CWG2137 changed the rules for list-initialization of a class type from its own type. Previously, the copy/move constructor took precedence. Now, an std::initializer_list constructor takes precedence—but if no viable one exists, then it still falls back to the copy/move constructor (or some other constructor that can accept the same type).
This issue is curious because the resolution was adopted in 2016, but Richard Smith, the submitter of the issue and major contributor to Clang, didn't actually implement the resolution in Clang. I asked Richard whether it's because he tried implementing it and found that it broke too much code, but he didn't reply. I see that there has been a recent effort to implement it in Clang, but it was reverted 5 days after being merged, which may not be enough time for external users to have reported regressions.

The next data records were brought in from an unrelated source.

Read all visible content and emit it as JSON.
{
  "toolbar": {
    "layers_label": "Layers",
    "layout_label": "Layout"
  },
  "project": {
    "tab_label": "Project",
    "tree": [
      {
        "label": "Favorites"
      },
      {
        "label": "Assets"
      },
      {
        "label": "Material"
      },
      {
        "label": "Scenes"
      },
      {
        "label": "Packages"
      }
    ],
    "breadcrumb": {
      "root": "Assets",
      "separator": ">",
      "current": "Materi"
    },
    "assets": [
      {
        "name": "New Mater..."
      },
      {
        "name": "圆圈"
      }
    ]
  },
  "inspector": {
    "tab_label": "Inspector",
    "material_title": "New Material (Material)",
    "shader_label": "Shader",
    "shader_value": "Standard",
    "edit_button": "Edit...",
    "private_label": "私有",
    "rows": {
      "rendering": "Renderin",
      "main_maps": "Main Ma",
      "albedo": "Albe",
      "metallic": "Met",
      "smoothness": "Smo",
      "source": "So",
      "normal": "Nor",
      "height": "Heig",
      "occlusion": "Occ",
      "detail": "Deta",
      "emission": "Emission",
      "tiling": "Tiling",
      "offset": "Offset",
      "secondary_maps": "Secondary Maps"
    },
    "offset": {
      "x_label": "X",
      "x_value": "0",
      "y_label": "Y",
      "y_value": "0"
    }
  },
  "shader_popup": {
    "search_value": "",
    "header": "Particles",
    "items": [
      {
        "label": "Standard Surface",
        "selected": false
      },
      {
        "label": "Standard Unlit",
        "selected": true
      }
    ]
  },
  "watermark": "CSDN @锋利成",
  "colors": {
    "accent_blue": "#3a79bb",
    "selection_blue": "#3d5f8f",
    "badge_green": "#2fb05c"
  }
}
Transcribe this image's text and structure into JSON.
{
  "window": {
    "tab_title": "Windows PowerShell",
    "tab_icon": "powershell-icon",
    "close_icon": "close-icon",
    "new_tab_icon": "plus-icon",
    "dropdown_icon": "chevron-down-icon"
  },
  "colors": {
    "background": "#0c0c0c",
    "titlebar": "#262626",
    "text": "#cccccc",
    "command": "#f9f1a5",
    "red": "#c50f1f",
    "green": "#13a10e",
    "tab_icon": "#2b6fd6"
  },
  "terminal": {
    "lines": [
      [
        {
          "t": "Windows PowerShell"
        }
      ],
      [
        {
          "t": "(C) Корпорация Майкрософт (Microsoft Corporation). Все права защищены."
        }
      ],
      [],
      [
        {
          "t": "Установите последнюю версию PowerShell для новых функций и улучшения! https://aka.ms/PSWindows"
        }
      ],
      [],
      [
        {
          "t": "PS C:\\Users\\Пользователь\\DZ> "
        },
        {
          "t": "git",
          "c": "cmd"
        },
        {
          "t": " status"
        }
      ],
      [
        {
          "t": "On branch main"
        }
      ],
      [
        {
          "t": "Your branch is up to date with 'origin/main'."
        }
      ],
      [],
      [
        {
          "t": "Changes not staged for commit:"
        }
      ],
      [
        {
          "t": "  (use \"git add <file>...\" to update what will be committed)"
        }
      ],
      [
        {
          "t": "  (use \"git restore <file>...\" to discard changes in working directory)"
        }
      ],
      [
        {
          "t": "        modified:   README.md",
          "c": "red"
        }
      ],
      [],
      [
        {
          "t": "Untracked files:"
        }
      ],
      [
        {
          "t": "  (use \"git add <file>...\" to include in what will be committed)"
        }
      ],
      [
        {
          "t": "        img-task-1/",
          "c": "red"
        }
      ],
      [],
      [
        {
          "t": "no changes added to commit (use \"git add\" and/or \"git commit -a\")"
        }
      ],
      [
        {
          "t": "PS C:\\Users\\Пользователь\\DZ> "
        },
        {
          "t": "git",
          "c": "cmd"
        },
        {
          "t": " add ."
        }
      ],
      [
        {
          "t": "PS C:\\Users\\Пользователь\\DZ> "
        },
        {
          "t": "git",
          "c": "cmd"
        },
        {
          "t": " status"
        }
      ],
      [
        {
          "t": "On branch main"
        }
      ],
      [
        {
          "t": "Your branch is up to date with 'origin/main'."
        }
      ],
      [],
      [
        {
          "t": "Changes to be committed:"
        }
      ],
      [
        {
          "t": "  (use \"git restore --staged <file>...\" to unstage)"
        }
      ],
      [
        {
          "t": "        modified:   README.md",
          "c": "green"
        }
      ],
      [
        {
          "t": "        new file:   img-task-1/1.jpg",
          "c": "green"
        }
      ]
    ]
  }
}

Anyway, the standard says that foos_copy should end up with only 1 element, and depending on how you look at it, either Clang hasn't implemented it yet, or the resolution itself is wrong and will need to be reverted eventually. (Note that, in contrast to what user17732522 said in the comments, CWG2742 is not arguing to revert CWG2137. Instead, the author of the proposed resolution to CWG2742 accidentally wrote wording that would revert CWG2137.)